Once the MTA has shut down, it’s time to restart it.
Starting Your MTA as a Daemon
When you configured your MTA above, a couple of scripts were created for GroupWise. One is in the /etc/init.d directory named grpwise, and can only be called explicitly from that directory. The other is rcgrpwise, which is essentially in your “search path” and can be called from any location. If you go to a terminal window and type
your MTA will be launched. The options for this script are:
- rcgrpwise start (starts the agents)
- rcgrpwise stop (stops the agents)
- rcgrpwise status (shows the status of the agents).
We will learn more about the rcgrpwise script later when we move our domain with a gateway.
Your domain is moved and your MTA is up and running.

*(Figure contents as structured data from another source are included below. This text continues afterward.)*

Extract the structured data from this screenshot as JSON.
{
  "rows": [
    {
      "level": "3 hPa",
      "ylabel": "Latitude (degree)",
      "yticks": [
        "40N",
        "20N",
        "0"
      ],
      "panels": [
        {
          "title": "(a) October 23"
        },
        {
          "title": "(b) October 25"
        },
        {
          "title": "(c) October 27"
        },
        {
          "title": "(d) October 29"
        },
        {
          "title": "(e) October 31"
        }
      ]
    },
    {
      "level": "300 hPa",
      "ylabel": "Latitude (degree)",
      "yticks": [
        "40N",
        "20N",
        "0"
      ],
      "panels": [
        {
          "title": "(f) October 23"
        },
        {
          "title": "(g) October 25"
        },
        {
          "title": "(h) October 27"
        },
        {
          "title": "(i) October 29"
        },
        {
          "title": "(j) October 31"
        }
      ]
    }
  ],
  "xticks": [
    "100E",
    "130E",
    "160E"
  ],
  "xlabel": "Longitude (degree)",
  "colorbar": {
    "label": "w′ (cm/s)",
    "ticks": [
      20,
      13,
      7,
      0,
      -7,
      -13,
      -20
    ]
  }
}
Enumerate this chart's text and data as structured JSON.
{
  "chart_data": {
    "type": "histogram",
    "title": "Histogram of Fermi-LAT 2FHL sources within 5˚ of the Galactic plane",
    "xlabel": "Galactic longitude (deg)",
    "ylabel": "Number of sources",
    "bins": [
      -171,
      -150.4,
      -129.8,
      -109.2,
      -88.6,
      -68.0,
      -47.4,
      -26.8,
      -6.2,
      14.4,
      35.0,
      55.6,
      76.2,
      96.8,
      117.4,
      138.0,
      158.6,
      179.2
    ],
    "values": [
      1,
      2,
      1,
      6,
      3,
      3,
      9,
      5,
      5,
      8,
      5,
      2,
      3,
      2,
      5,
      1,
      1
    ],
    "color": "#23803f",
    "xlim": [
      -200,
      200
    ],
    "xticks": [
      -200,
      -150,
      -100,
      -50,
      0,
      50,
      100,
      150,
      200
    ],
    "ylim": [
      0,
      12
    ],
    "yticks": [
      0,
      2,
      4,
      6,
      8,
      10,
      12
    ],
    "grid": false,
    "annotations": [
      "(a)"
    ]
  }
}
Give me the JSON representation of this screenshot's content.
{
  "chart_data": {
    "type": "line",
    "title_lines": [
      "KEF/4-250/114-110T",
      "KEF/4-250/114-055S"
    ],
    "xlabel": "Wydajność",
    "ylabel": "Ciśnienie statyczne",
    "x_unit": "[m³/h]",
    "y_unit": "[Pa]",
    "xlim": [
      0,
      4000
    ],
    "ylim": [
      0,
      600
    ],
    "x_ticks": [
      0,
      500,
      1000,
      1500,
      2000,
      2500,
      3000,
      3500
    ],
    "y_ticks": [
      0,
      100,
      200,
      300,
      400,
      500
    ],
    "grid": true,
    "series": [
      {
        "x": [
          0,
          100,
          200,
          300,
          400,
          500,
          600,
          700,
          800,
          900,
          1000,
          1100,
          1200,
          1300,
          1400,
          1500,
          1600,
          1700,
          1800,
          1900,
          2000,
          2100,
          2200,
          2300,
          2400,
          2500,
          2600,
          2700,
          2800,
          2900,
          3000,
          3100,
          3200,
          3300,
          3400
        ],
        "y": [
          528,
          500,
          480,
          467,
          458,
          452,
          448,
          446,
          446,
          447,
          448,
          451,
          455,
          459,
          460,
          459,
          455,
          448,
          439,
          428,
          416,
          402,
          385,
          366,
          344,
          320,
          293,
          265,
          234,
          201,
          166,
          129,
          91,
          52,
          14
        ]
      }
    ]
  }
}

We can verify that by loading the HTTP monitor for the MTA.
Loading the HTTP Monitor
Now, since we have enabled out HTTP Monitor, let’s see what the new “console” for our Linux MTA looks like. The default port for the MTA’s HTTP Monitor is 7180. Unless you changed that port during the installation above, you can simply go to http://server:7180. Here’s what a typical MTA HTTP Monitor looks like:
It might take a bit of time for those of you unaccustomed to this tool to learn to love it, but you can do everything (and more) here in this HTTP monitor that you could do in your old Console GUI.
Truthfully, this domain move probably would take no longer than it took for you to read this chapter! Moving a domain to a Linux server is a fairly painless process.
From here, you can move on to moving a gateway to a new Linux server, or even your post office.